The discussion then shifted to recent AI advancements, reasoning models, and Agentic AI. Reasoning models can reflect on their outputs, reducing the chance of errors, but still have limitations in ingesting large document collections. Agentic AI mimics human workflows by using tools to take actions and feedback to refine answers.

It was emphasised that Agentic AI is a broad term, and an AI agent is not monolithic, but rather a complex system engineered by a solution provider — the majority of the system is not the AI part, but rather, scaffolding and connecting code that allows the agent to interact with other software systems. This architecture offers greater flexibility to address the limitations of LLMs. However, it also makes Agentic AI solutions difficult to compare without a clear understanding of their internal design, which is essential for proper evaluation. When choosing between different agent systems, Labutov noted that, “although there are many, many, different models, they’re all fundamentally very similar in their architectures.”
 

The Most Common Trust Challenges

As the legal industry looks to embrace advanced AI and build trust in using it, there is a need for industry-wide benchmarks and collaboration to establish standards for evaluating AI tools. The panel agreed that some of the most common ‘trust challenges’ the industry faces today include ethical and professional standards, explainability and transparency, accuracy and reliability, and practical operational factors. Stephen Dooley emphasised that explainability and transparency are crucial for defending not only the solution but also the workflow. He stressed the importance of having a historical and tracking solution to manage how tools handle data. Further, he highlighted the need for quality control checks to ensure the accuracy and reliability of AI models.

Another challenge concerns the users of advanced AI and the potential of putting too much trust in the answers they are generating. As AI continues to advance and as users become more accustomed to using chat-based AI tools in their everyday work, the flaws in the answers are becoming more difficult to spot. Allison Kostecka commented, “Don’t just ask one question, ask five. Compare the answers and validate them in different ways.” 

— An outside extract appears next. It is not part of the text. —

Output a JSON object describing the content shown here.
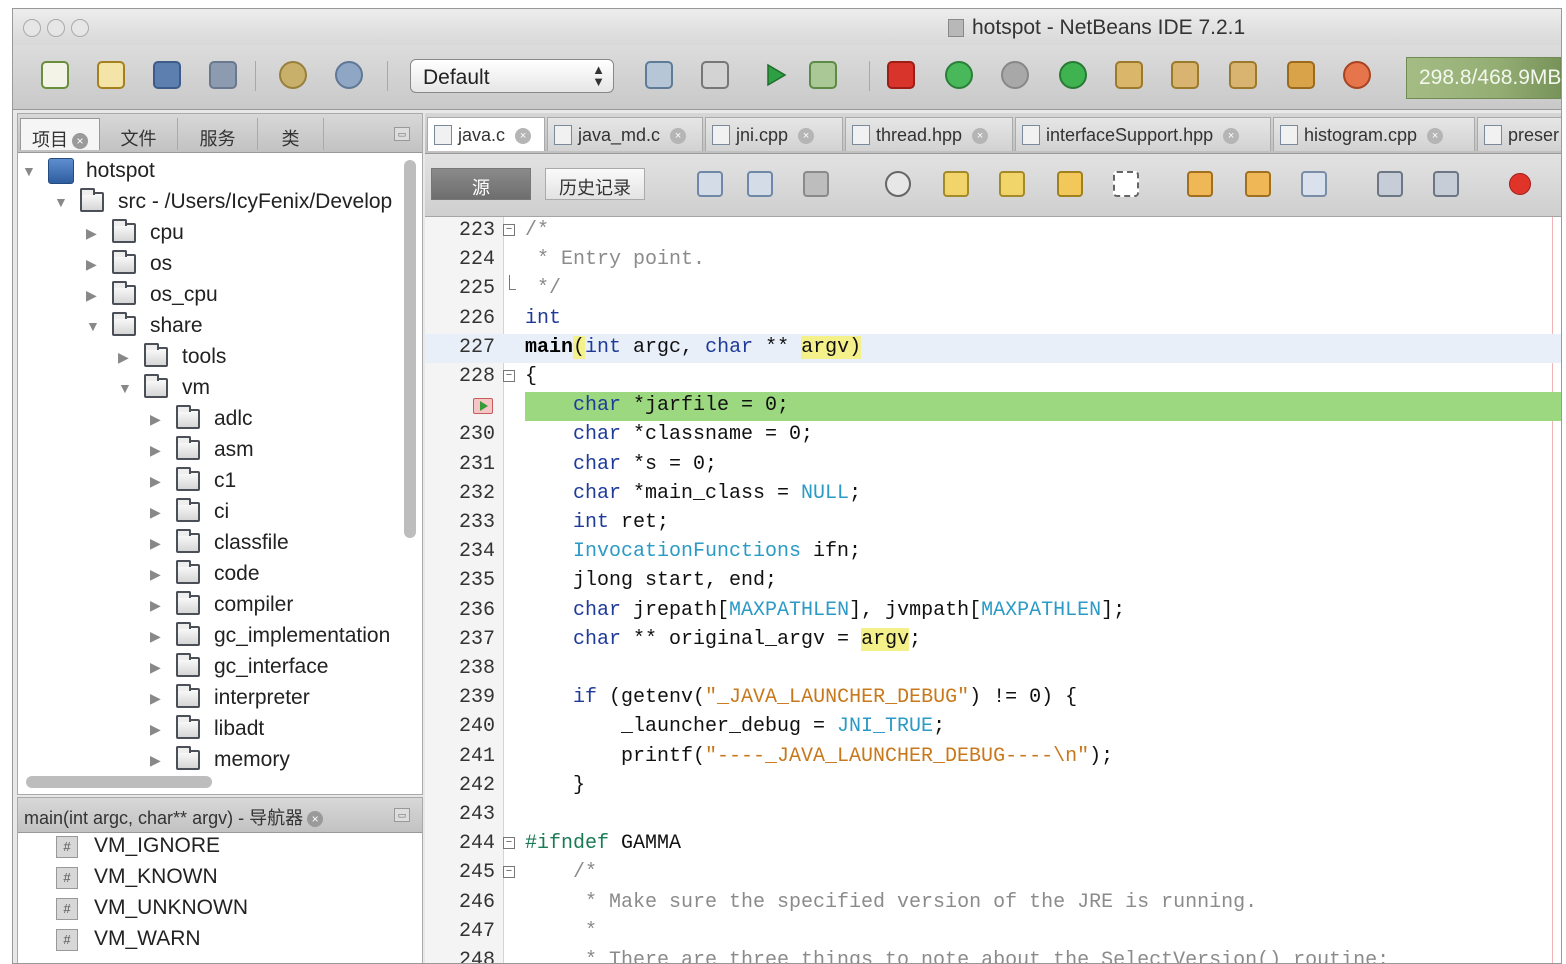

Kostecka also commented that trust begins in the early stages of evaluating AI technology. It starts with being able to test tools in a secure way to ensure they do what they’re supposed to do. Kostecka suggested that, when testing a new AI tool, it is best practice to compile a benchmark dataset that can be ingested into the tool and interrogated to validate the tool’s capabilities and output. Kostecka’s team has compiled benchmark data sets using publicly available data related to the litigation at hand.

The journey towards trustworthy AI will always be an ongoing pursuit. Continuous advancements in AI technologies must be accompanied by ongoing efforts to enhance transparency, accountability, and ethical standards. As Dooley summarised, “Trust is not just about the technology itself; it’s about the entire ecosystem that supports it, including the legal and ethical frameworks that govern its use.”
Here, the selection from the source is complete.